Her face was painted in the traditional style of the Oman House—white powder, red lips, with eyes that glowed with a soft, pink light that fought back the green static of the room.

However, beneath all that makeup, Soren's 3D Energy Vision saw the truth.

She was a biochemical furnace.

Unlike Kaelen, whose "Green Hue" was wire-thin and high-frequency, the Matron was a dense, pulsating core of "Pink" energy that overlapped with the Envoy's Green.

Her internal organs were enlarged, shifting, and churning.

She wasn't just a cultivator; she was an incubator.

"You've been a very naughty boy, Soren," Her voice purred through the mist.

Her voice didn't just travel through the air; it resonated in the fluid of his inner ear, bypassing his auditory filters.

"Look at you. You've grown so... heavy."

She stepped over Kaelen's body without even glancing down.

Her "favored son" was now just debris to her.

Her eyes, glowing with a soft, predatory pink light, were fixed solely on Soren.

"I always knew the Envoy's Green was too crude for you," she continued, gliding closer.

The mist seemed to thicken around her, responding to her mood.

"You needed something stronger. Something deeper. You smell like the Void, little builder. You smell like the end of the world."

Soren didn't retreat. He adjusted his stance, his Jade-Alloy bones locking into a defensive geometry.

The heat radiating from his skin was still pushing back the pink mist by a steady few yards, creating a small circle of clear air around him and the recovering Liora.

"You are leaking," Soren stated. "Your pheromones are unrefined.
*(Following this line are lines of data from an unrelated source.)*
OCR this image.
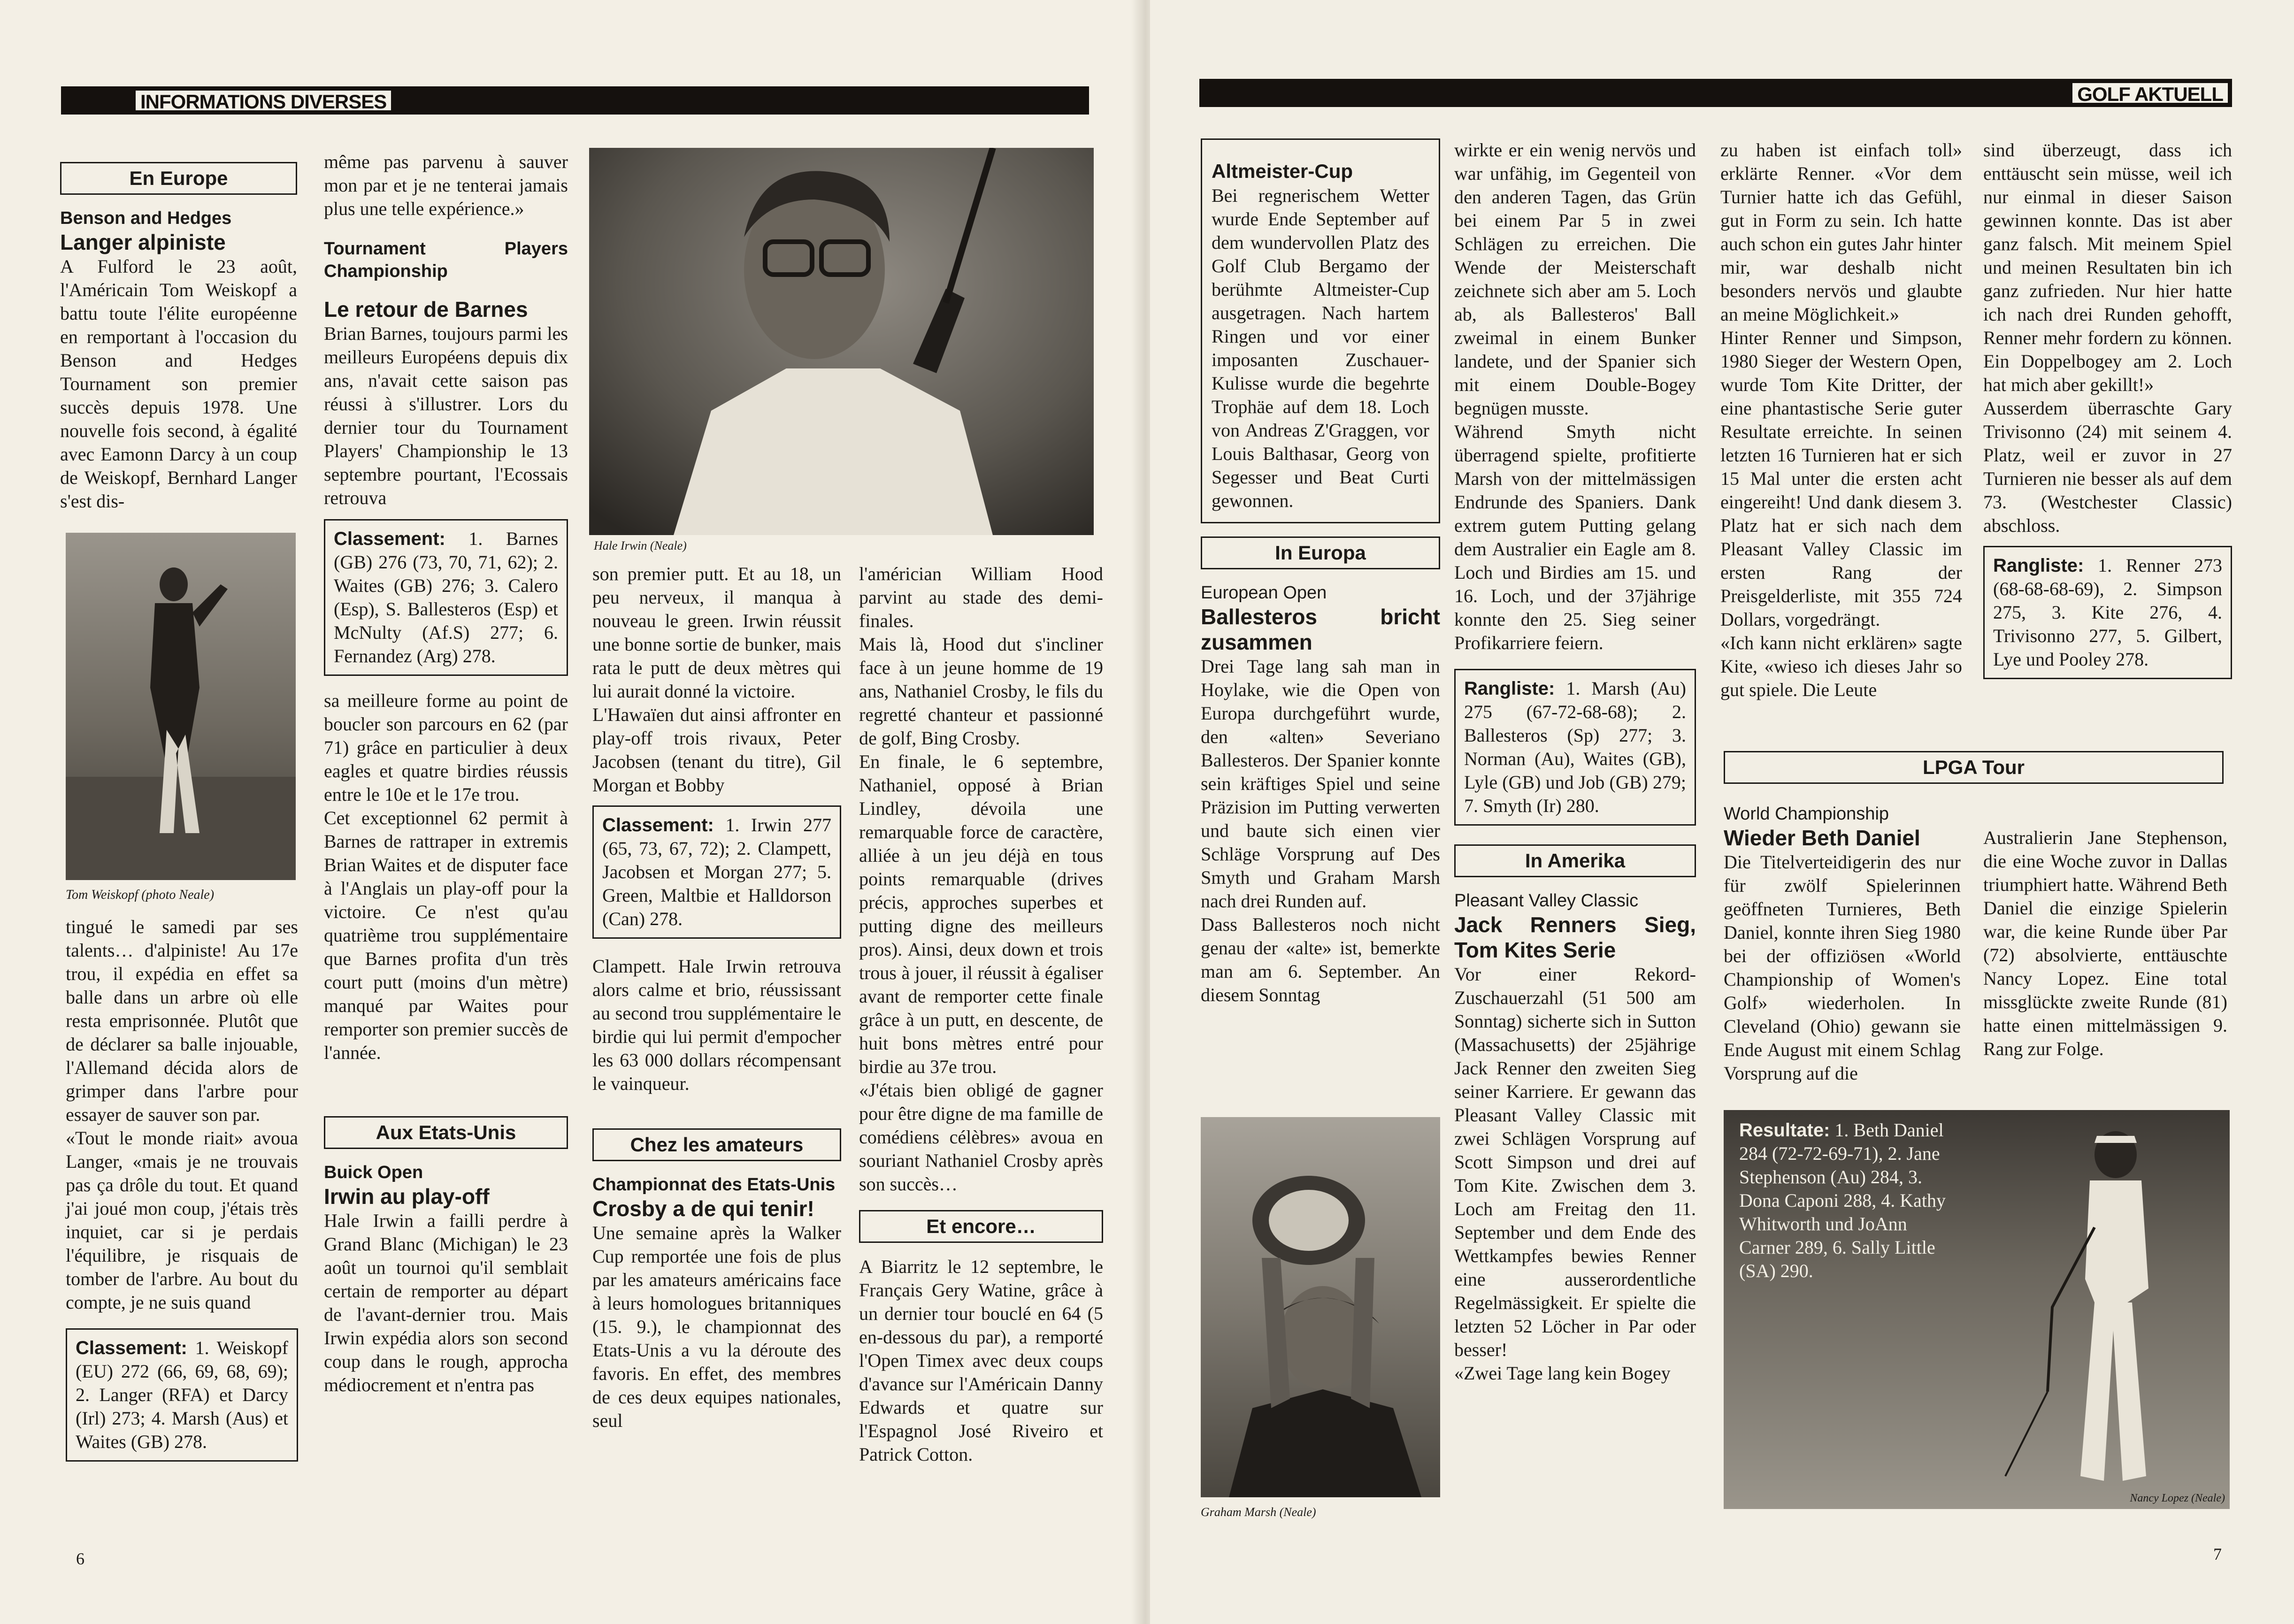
INFORMATIONS DIVERSES
En Europe
Benson and Hedges
Langer alpiniste

A Fulford le 23 août, l'Américain Tom Weiskopf a battu toute l'élite européenne en remportant à l'occasion du Benson and Hedges Tournament son premier succès depuis 1978. Une nouvelle fois second, à égalité avec Eamonn Darcy à un coup de Weiskopf, Bernhard Langer s'est dis-

Tom Weiskopf (photo Neale)

tingué le samedi par ses talents… d'alpiniste! Au 17e trou, il expédia en effet sa balle dans un arbre où elle resta emprisonnée. Plutôt que de déclarer sa balle injouable, l'Allemand décida alors de grimper dans l'arbre pour essayer de sauver son par.

«Tout le monde riait» avoua Langer, «mais je ne trouvais pas ça drôle du tout. Et quand j'ai joué mon coup, j'étais très inquiet, car si je perdais l'équilibre, je risquais de tomber de l'arbre. Au bout du compte, je ne suis quand

Classement: 1. Weiskopf (EU) 272 (66, 69, 68, 69); 2. Langer (RFA) et Darcy (Irl) 273; 4. Marsh (Aus) et Waites (GB) 278.
6

même pas parvenu à sauver mon par et je ne tenterai jamais plus une telle expérience.»

Tournament Players Championship
Le retour de Barnes

Brian Barnes, toujours parmi les meilleurs Européens depuis dix ans, n'avait cette saison pas réussi à s'illustrer. Lors du dernier tour du Tournament Players' Championship le 13 septembre pourtant, l'Ecossais retrouva

Classement: 1. Barnes (GB) 276 (73, 70, 71, 62); 2. Waites (GB) 276; 3. Calero (Esp), S. Ballesteros (Esp) et McNulty (Af.S) 277; 6. Fernandez (Arg) 278.

sa meilleure forme au point de boucler son parcours en 62 (par 71) grâce en particulier à deux eagles et quatre birdies réussis entre le 10e et le 17e trou.

Cet exceptionnel 62 permit à Barnes de rattraper in extremis Brian Waites et de disputer face à l'Anglais un play-off pour la victoire. Ce n'est qu'au quatrième trou supplémentaire que Barnes profita d'un très court putt (moins d'un mètre) manqué par Waites pour remporter son premier succès de l'année.

Aux Etats-Unis
Buick Open
Irwin au play-off

Hale Irwin a failli perdre à Grand Blanc (Michigan) le 23 août un tournoi qu'il semblait certain de remporter au départ de l'avant-dernier trou. Mais Irwin expédia alors son second coup dans le rough, approcha médiocrement et n'entra pas

Hale Irwin (Neale)

son premier putt. Et au 18, un peu nerveux, il manqua à nouveau le green. Irwin réussit une bonne sortie de bunker, mais rata le putt de deux mètres qui lui aurait donné la victoire.

L'Hawaïen dut ainsi affronter en play-off trois rivaux, Peter Jacobsen (tenant du titre), Gil Morgan et Bobby

Classement: 1. Irwin 277 (65, 73, 67, 72); 2. Clampett, Jacobsen et Morgan 277; 5. Green, Maltbie et Halldorson (Can) 278.

Clampett. Hale Irwin retrouva alors calme et brio, réussissant au second trou supplémentaire le birdie qui lui permit d'empocher les 63 000 dollars récompensant le vainqueur.

Chez les amateurs
Championnat des Etats-Unis
Crosby a de qui tenir!

Une semaine après la Walker Cup remportée une fois de plus par les amateurs américains face à leurs homologues britanniques (15. 9.), le championnat des Etats-Unis a vu la déroute des favoris. En effet, des membres de ces deux equipes nationales, seul

l'américian William Hood parvint au stade des demi-finales.

Mais là, Hood dut s'incliner face à un jeune homme de 19 ans, Nathaniel Crosby, le fils du regretté chanteur et passionné de golf, Bing Crosby.

En finale, le 6 septembre, Nathaniel, opposé à Brian Lindley, dévoila une remarquable force de caractère, alliée à un jeu déjà en tous points remarquable (drives précis, approches superbes et putting digne des meilleurs pros). Ainsi, deux down et trois trous à jouer, il réussit à égaliser avant de remporter cette finale grâce à un putt, en descente, de huit bons mètres entré pour birdie au 37e trou.

«J'étais bien obligé de gagner pour être digne de ma famille de comédiens célèbres» avoua en souriant Nathaniel Crosby après son succès…

Et encore…

A Biarritz le 12 septembre, le Français Gery Watine, grâce à un dernier tour bouclé en 64 (5 en-dessous du par), a remporté l'Open Timex avec deux coups d'avance sur l'Américain Danny Edwards et quatre sur l'Espagnol José Riveiro et Patrick Cotton.

GOLF AKTUELL
Altmeister-Cup

Bei regnerischem Wetter wurde Ende September auf dem wundervollen Platz des Golf Club Bergamo der berühmte Altmeister-Cup ausgetragen. Nach hartem Ringen und vor einer imposanten Zuschauer-Kulisse wurde die begehrte Trophäe auf dem 18. Loch von Andreas Z'Graggen, vor Louis Balthasar, Georg von Segesser und Beat Curti gewonnen.

In Europa
European Open
Ballesteros bricht zusammen

Drei Tage lang sah man in Hoylake, wie die Open von Europa durchgeführt wurde, den «alten» Severiano Ballesteros. Der Spanier konnte sein kräftiges Spiel und seine Präzision im Putting verwerten und baute sich einen vier Schläge Vorsprung auf Des Smyth und Graham Marsh nach drei Runden auf.

Dass Ballesteros noch nicht genau der «alte» ist, bemerkte man am 6. September. An diesem Sonntag

Graham Marsh (Neale)

wirkte er ein wenig nervös und war unfähig, im Gegenteil von den anderen Tagen, das Grün bei einem Par 5 in zwei Schlägen zu erreichen. Die Wende der Meisterschaft zeichnete sich aber am 5. Loch ab, als Ballesteros' Ball zweimal in einem Bunker landete, und der Spanier sich mit einem Double-Bogey begnügen musste.

Während Smyth nicht überragend spielte, profitierte Marsh von der mittelmässigen Endrunde des Spaniers. Dank extrem gutem Putting gelang dem Australier ein Eagle am 8. Loch und Birdies am 15. und 16. Loch, und der 37jährige konnte den 25. Sieg seiner Profikarriere feiern.

Rangliste: 1. Marsh (Au) 275 (67-72-68-68); 2. Ballesteros (Sp) 277; 3. Norman (Au), Waites (GB), Lyle (GB) und Job (GB) 279; 7. Smyth (Ir) 280.
In Amerika
Pleasant Valley Classic
Jack Renners Sieg, Tom Kites Serie

Vor einer Rekord-Zuschauerzahl (51 500 am Sonntag) sicherte sich in Sutton (Massachusetts) der 25jährige Jack Renner den zweiten Sieg seiner Karriere. Er gewann das Pleasant Valley Classic mit zwei Schlägen Vorsprung auf Scott Simpson und drei auf Tom Kite. Zwischen dem 3. Loch am Freitag den 11. September und dem Ende des Wettkampfes bewies Renner eine ausserordentliche Regelmässigkeit. Er spielte die letzten 52 Löcher in Par oder besser!

«Zwei Tage lang kein Bogey

zu haben ist einfach toll» erklärte Renner. «Vor dem Turnier hatte ich das Gefühl, gut in Form zu sein. Ich hatte auch schon ein gutes Jahr hinter mir, war deshalb nicht besonders nervös und glaubte an meine Möglichkeit.»

Hinter Renner und Simpson, 1980 Sieger der Western Open, wurde Tom Kite Dritter, der eine phantastische Serie guter Resultate erreichte. In seinen letzten 16 Turnieren hat er sich 15 Mal unter die ersten acht eingereiht! Und dank diesem 3. Platz hat er sich nach dem Pleasant Valley Classic im ersten Rang der Preisgelderliste, mit 355 724 Dollars, vorgedrängt.

«Ich kann nicht erklären» sagte Kite, «wieso ich dieses Jahr so gut spiele. Die Leute

sind überzeugt, dass ich enttäuscht sein müsse, weil ich nur einmal in dieser Saison gewinnen konnte. Das ist aber ganz falsch. Mit meinem Spiel und meinen Resultaten bin ich ganz zufrieden. Nur hier hatte ich nach drei Runden gehofft, Renner mehr fordern zu können. Ein Doppelbogey am 2. Loch hat mich aber gekillt!»

Ausserdem überraschte Gary Trivisonno (24) mit seinem 4. Platz, weil er zuvor in 27 Turnieren nie besser als auf dem 73. (Westchester Classic) abschloss.

Rangliste: 1. Renner 273 (68-68-68-69), 2. Simpson 275, 3. Kite 276, 4. Trivisonno 277, 5. Gilbert, Lye und Pooley 278.
LPGA Tour
World Championship
Wieder Beth Daniel

Die Titelverteidigerin des nur für zwölf Spielerinnen geöffneten Turnieres, Beth Daniel, konnte ihren Sieg 1980 bei der offiziösen «World Championship of Women's Golf» wiederholen. In Cleveland (Ohio) gewann sie Ende August mit einem Schlag Vorsprung auf die

Australierin Jane Stephenson, die eine Woche zuvor in Dallas triumphiert hatte. Während Beth Daniel die einzige Spielerin war, die keine Runde über Par (72) absolvierte, enttäuschte Nancy Lopez. Eine total missglückte zweite Runde (81) hatte einen mittelmässigen 9. Rang zur Folge.

Resultate: 1. Beth Daniel 284 (72-72-69-71), 2. Jane Stephenson (Au) 284, 3. Dona Caponi 288, 4. Kathy Whitworth und JoAnn Carner 289, 6. Sally Little (SA) 290.
Nancy Lopez (Neale)
7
You are trying to trigger a biological compliance response."

The Matron laughed, a sound that made the mist vibrate. "Compliance? No, my child. I am offering comfort.

The tribe is in pain. The Green Rot eats them, and I give them the Pink Dream to make it bearable.

I am the anesthetic."

She stopped ten feet away, the pressure in the room skyrocketing to an all-time high.

The "Pink" aura she projected was heavy, pressing against Soren's mental defenses.

It was a psychic weight, a demand to be loved, to be obeyed.

"The letters," Soren said, his voice cutting through her aura like a hammer. "I read them.

So, the Oman House has finally decided to stop lurking behind the shadows of the Ignis Tribe." Soren said, his voice a low growl.

The Matron's smile faltered for a fraction of a second. The pink light in her eyes flickered, revealing a flash of the "Green" parasite beneath.